Bruno y yo nos despedimos apenados en el aeropuerto. Habían sido cinco días geniales y ahora tendríamos que estar separados durante no sabíamos cuántas semanas. Bruno no había trabajado nada y yo…, menos aún. Bueno, habíamos trabajado en otro sentido. En ese mucho. Joder. Creo que tengo agujetas en el culo desde entonces.

Sin embargo, por otra parte, parecíamos ilusionados. Al menos no era la única en pensar que aquello había ido bien y que abría una puerta… Una puerta enorme a la posibilidad de hacer de ese viaje el primero de muchos. Yo podía reírme mucho con la salvaje sinceridad y la lengua de azada de Bruno, pero era un hombre que se tomaba muy en serio todo aquello que emprendía. ¿Se tomaría tan en serio nuestra relación? Pero… ¿no era un rollete?

Cuando llegué a Barajas, cogí un taxi y me fui a mi casa con la intención de poner dos lavadoras, meterme en el cuarto de baño yo sola por fin y después dormitar, pero… Ja, ja.

Al entrar en casa lo primero que vi fue la luz roja parpadeante del contestador. Maldita sea. ¿Y por qué esa gente no me había llamado al móvil tal y como había dicho en el mensaje? Encendí la cafetera y de paso la calefacción, me senté en el borde de la cama y le di al botón de escucha de mensajes:

«Ay, Valeria, cariño, se me había olvidado que te ibas de casa rural. No quería nada en especial. —La voz de mi madre se calló y escuché a mi padre murmurar de fondo—. Ja, ja, ja. Eso, eso. Dice tu padre si esas vacaciones quieren decir que te has puesto a trabajar y vas a sacarnos de pobres de una vez. Nada, nada, ya nos llam…».

Y el mensaje terminaba ahí. Bueno, vale, no terminaba ahí, pero yo pasé al siguiente. Esperé que el segundo fuera un poco más agradable.

«¡¡¡Valeria!!!», vociferaba Lola, y el corazón por poco no se me salió del pecho, «¡¡vuelve de una vez!! Paso de llamarte al móvil para que me contestes con monosílabos. ¿Te lo has follado? Quizá», dijo imitando mi voz en plan repipi. «¿Lo come bien? Quién sabe… Vuelve, anda. Si es que… Quien con niños se acuesta, mojada se levanta. Tú al menos te has buscado un hombre».

Ni adiós ni nada. Solo el sonido de su teléfono al colgar.

«Valeria, soy Jose. Como dices en tu mensaje que vuelves el lunes por la tarde no hace falta que te llame para decirte que en la revista están muy interesados en conocerte. Buenas noticias, ¿eh? Pagan estupendamente por palabra, pero yo no te he dicho nada. Y nada, que ya he terminado Valeria en el espejo. Vaya tela. Espero que el final sea una licencia literaria para hacerlo más interesante. Llámame el lunes». Me levanté, dancé un poco por allí, muy contenta, y fui hacia mi bolso para celebrarlo con el cigarrillo de la victoria. Entonces, una voz me hizo pararme y sonreír.

«Te echo de menos. Sobre todo te echo de menos encima de la alfombra del salón. La cosa es que me tumbo y… no me da el mismo gusto que cuando estabas tú. Bueno…, pues nada. Llámame cuando llegues. Espero tu llamada con la chorra en hielo».

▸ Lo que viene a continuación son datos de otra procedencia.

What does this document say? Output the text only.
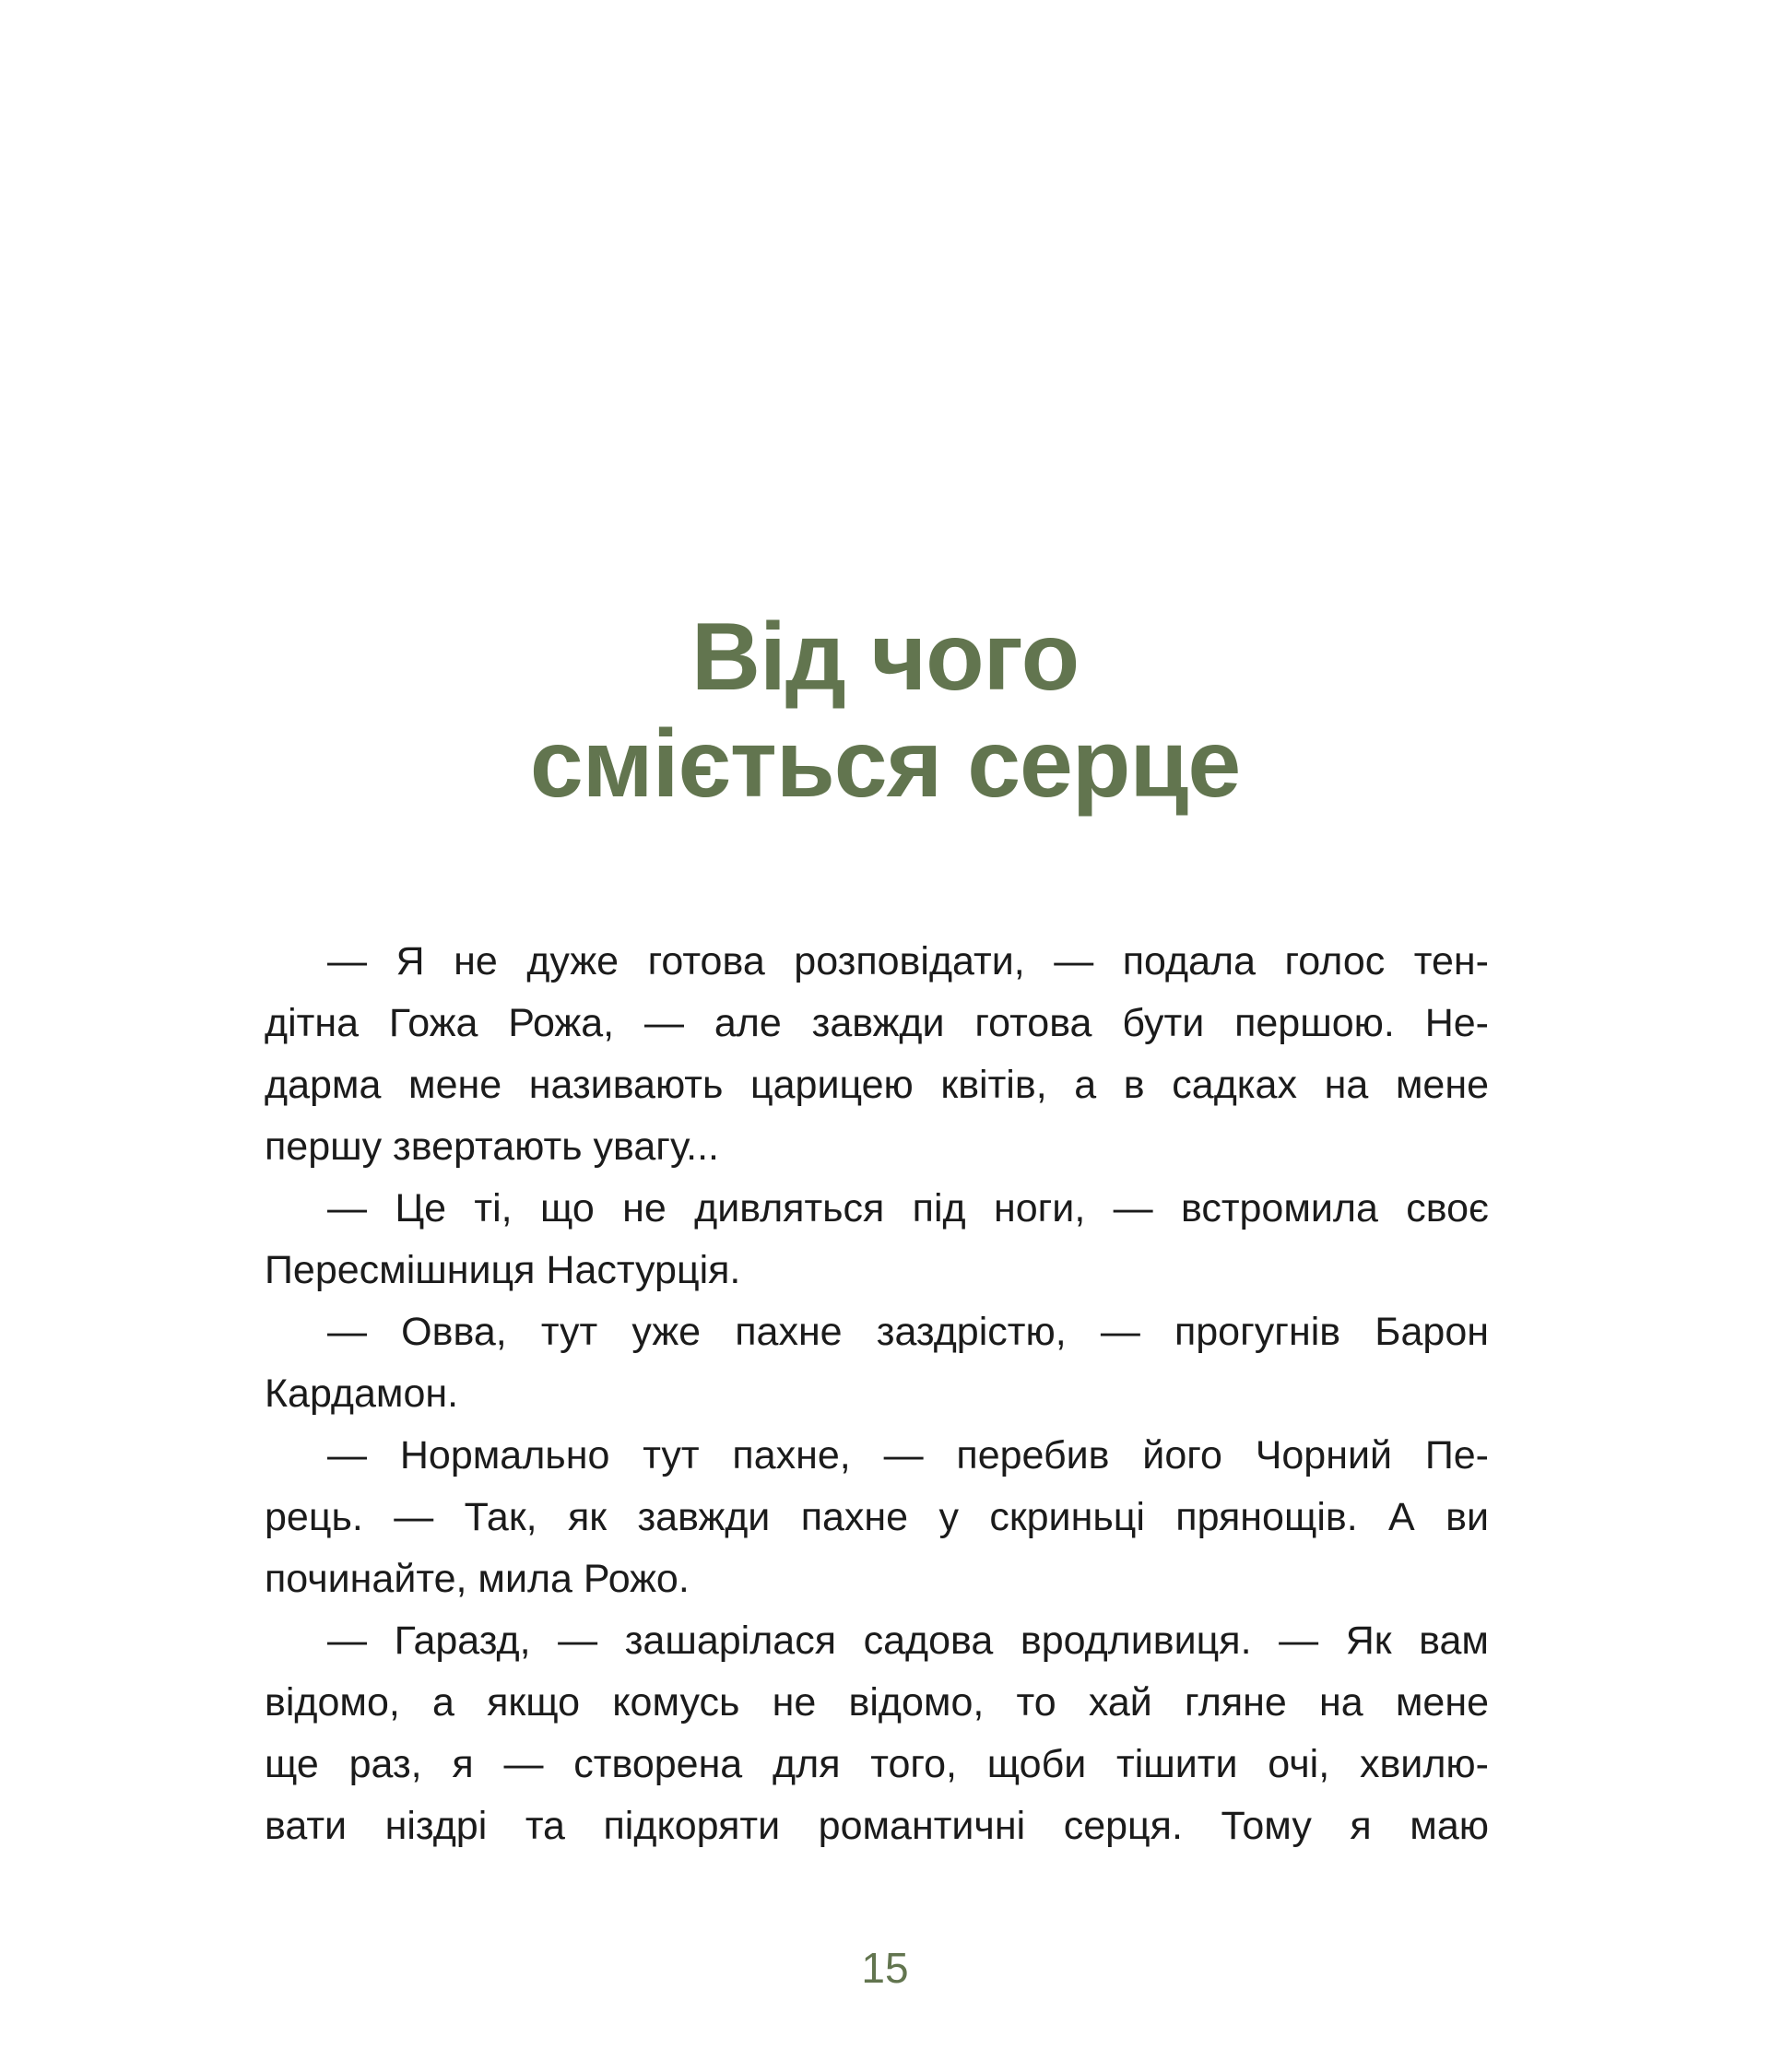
Від чого
сміється серце
— Я не дуже готова розповідати, — подала голос тен-
дітна Гожа Рожа, — але завжди готова бути першою. Не-
дарма мене називають царицею квітів, а в садках на мене
першу звертають увагу...
— Це ті, що не дивляться під ноги, — встромила своє
Пересмішниця Настурція.
— Овва, тут уже пахне заздрістю, — прогугнів Барон
Кардамон.
— Нормально тут пахне, — перебив його Чорний Пе-
рець. — Так, як завжди пахне у скриньці прянощів. А ви
починайте, мила Рожо.
— Гаразд, — зашарілася садова вродливиця. — Як вам
відомо, а якщо комусь не відомо, то хай гляне на мене
ще раз, я — створена для того, щоби тішити очі, хвилю-
вати ніздрі та підкоряти романтичні серця. Тому я маю
15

Las semanas siguientes fueron muy estresantes. Al menos lo fueron para mí, pero no porque estuviera acostumbrada a unas jornadas laborales de risa, sino porque estaba pendiente de un hilo una posible colaboración con una importante revista para mujeres que me reportaría mi buen dinerito al mes. No sería un sueldazo, seguro, pero me daría para ir tirando y abriendo más posibles puertas.

Debo confesar que lo primero que hice fue descolgar el teléfono y llamar a Bruno para darle la buena noticia. Y él se alegró como si le afectara en primera persona. ¿Me parecía a mí o nos tratábamos ya como si fuésemos una pareja que se lo toma en serio?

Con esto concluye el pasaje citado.